In the evening we attended a sculpture opening at Deepwater Point on the Canning River hosted by the City of Melville with lots of free drinks and food. The sculptures were good, especially one installation (see, I am getting with the arty terminology) which was completely made from discarded plastic drink containers. To quote a Peter Seller's line to be said in a strong Scottish Accent...'I noo say little aboot the Arts, but ah was soootably imprrressed ba what-a saw'

A few pics of the plastic marine life. Click them to enlarge.


Joan is about to embark on round six of chemo next week.
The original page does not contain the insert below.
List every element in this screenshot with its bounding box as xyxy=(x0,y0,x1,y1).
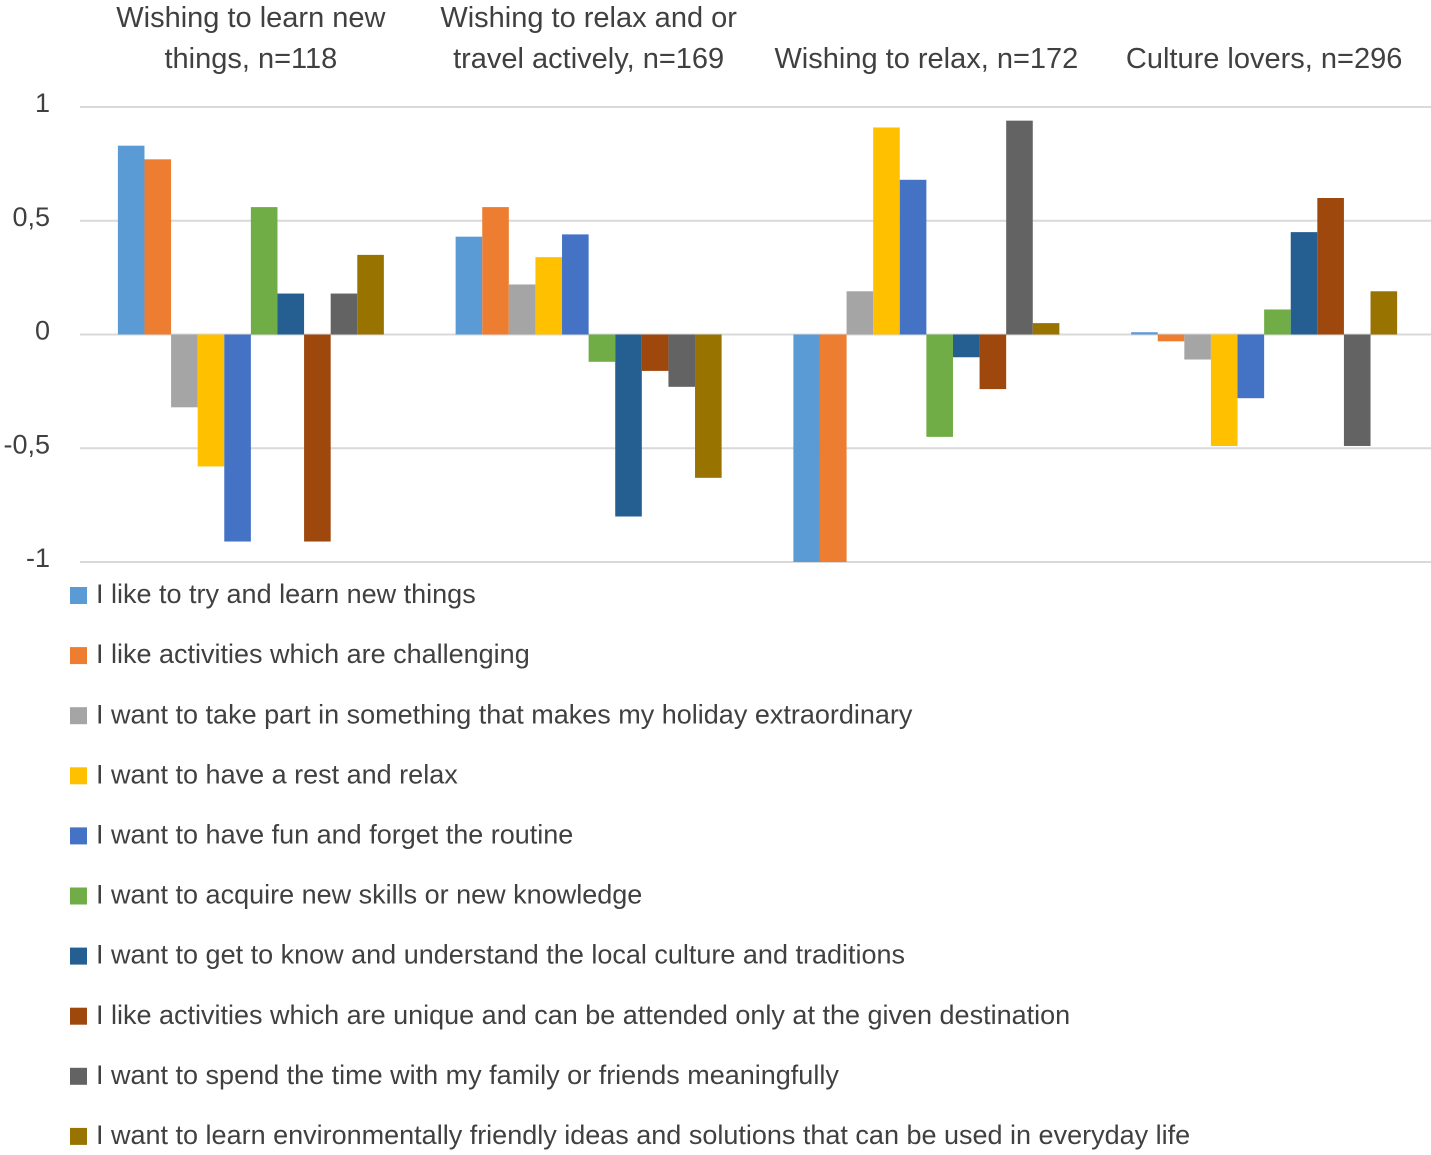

Another six after that in the Folfox6 regime. What happens after that we have not been told. There is another CT scan at the end of the month and we hope to see more reduction in tumour size. All the bookings for the Queensland trip are made and we hope that the chemo does not make her too sick to travel.

2 comments:

Jenny said...

That Jelly fish is genius.

best articles said...

i also liked the small fishes hanging by the true... this is truely an great art of showing sea life.